Another unexpected finding of our study was that despite the high burden of respiratory infections in the past in PLHIV, this did not result in a higher frequency of respiratory symptoms except for breathlessness. It may be the case that, given the relatively young age of the population, there was still enough pulmonary reserve capacity to limit complaints in daily life. Clearly, the next step to clarify the relationship between respiratory infections in the past, particularly tuberculosis, and current pulmonary function would be to include lung function testing in the analysis.

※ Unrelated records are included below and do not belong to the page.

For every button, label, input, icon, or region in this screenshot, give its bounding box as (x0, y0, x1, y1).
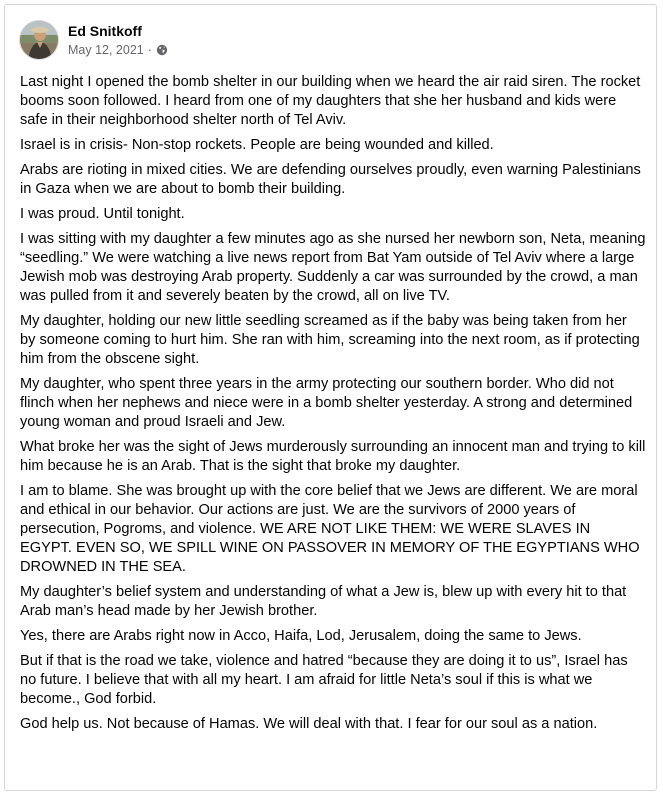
post-subline (68, 42, 168, 58)
post-paragraph: I am to blame. She was brought up with the core belief that we Jews are different. We are moral and ethical in our behavior. Our actions are just. We are the survivors of 2000 years of persecution, Pogroms, and violence. WE ARE NOT LIKE THEM: WE WERE SLAVES IN EGYPT. EVEN SO, WE SPILL WINE ON PASSOVER IN MEMORY OF THE EGYPTIANS WHO DROWNED IN THE SEA. (20, 483, 640, 575)
post-paragraph: I was proud. Until tonight. (20, 206, 185, 222)
post-paragraph: What broke her was the sight of Jews murderously surrounding an innocent man and trying to kill him because he is an Arab. That is the sight that broke my daughter. (20, 439, 646, 474)
avatar-photo-icon (20, 21, 59, 60)
separator-dot: · (147, 43, 152, 57)
post-paragraph: My daughter, who spent three years in the army protecting our southern border. Who did not flinch when her nephews and niece were in a bomb shelter yesterday. A strong and determined young woman and proud Israeli and Jew. (20, 376, 633, 430)
post-body (20, 73, 646, 740)
post-paragraph: My daughter, holding our new little seedling screamed as if the baby was being taken from her by someone coming to hurt him. She ran with him, screaming into the next room, as if protecting him from the obscene sight. (20, 313, 640, 367)
post-paragraph: I was sitting with my daughter a few minutes ago as she nursed her newborn son, Neta, meaning “seedling.” We were watching a live news report from Bat Yam outside of Tel Aviv where a large Jewish mob was destroying Arab property. Suddenly a car was surrounded by the crowd, a man was pulled from it and severely beaten by the crowd, all on live TV. (20, 231, 646, 304)
post-paragraph: Yes, there are Arabs right now in Acco, Haifa, Lod, Jerusalem, doing the same to Jews. (20, 628, 582, 644)
post-header (19, 18, 168, 62)
avatar[interactable] (19, 20, 59, 60)
post-paragraph: Arabs are rioting in mixed cities. We are defending ourselves proudly, even warning Palestinians in Gaza when we are about to bomb their building. (20, 162, 641, 197)
post-paragraph: But if that is the road we take, violence and hatred “because they are doing it to us”, Israel has no future. I believe that with all my heart. I am afraid for little Neta’s soul if this is what we become., God forbid. (20, 653, 628, 707)
globe-icon[interactable] (156, 44, 168, 56)
post-date[interactable]: May 12, 2021 (68, 43, 144, 57)
post-meta (68, 22, 168, 58)
post-paragraph: Last night I opened the bomb shelter in our building when we heard the air raid siren. The rocket booms soon followed. I heard from one of my daughters that she her husband and kids were safe in their neighborhood shelter north of Tel Aviv. (20, 74, 641, 128)
author-name[interactable]: Ed Snitkoff (68, 23, 142, 39)
post-paragraph: My daughter’s belief system and understanding of what a Jew is, blew up with every hit to that Arab man’s head made by her Jewish brother. (20, 584, 627, 619)
post-card (4, 4, 657, 791)
post-paragraph: Israel is in crisis- Non-stop rockets. People are being wounded and killed. (20, 137, 494, 153)
post-paragraph: God help us. Not because of Hamas. We will deal with that. I fear for our soul as a nation. (20, 716, 598, 732)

Limitations of this study include the recruitment process of the study population which may influence the generalisability of our results. Participants were not randomly sampled from the general HIV-positive population but were recruited from RCTs. However, we think that the participants were representative of people with the same HIV and ART status as they were all recruited from routine local HIV diagnostic services. Furthermore, it is possible that the control group experienced more breathlessness as a result of the high percentage of smokers in this group. This could have reduced the contrast between the HIV-positive and HIV-negative participants.
Lastly, although we tried to define respiratory complaints clearly, there may still be uncertainty around the definition. Future studies should seek to standardise the definition of respiratory symptoms more strictly and it would be helpful if all studies used the same definitions.
In conclusion, the results of this study among a large group of HIV-positive and -negative patients do not support the view that respiratory symptoms are more common among patients with HIV.
The authors declare that they have no financial or personal relationships that may have inappropriately influenced them in writing this article.
A.V. was responsible for the study design and coordination of data collection. E.J.S. was involved in data collection. M.K. performed the data analyses and was responsible for interpretation of results under the supervision of A.V. M.K. and A.V. wrote the article. E.J.S., K.K.-G., R.B.B., D.E.G., F.D.F.V. and C.F. critically revised the article. All authors gave final approval for the version to be published.
No funding was received for this project.
The authors confirm that the data supporting the findings of this study are available within the article or its supplementary materials.
The views and opinions expressed in this article are the authors’ own and do not reflect an official position of the authors’ institutions.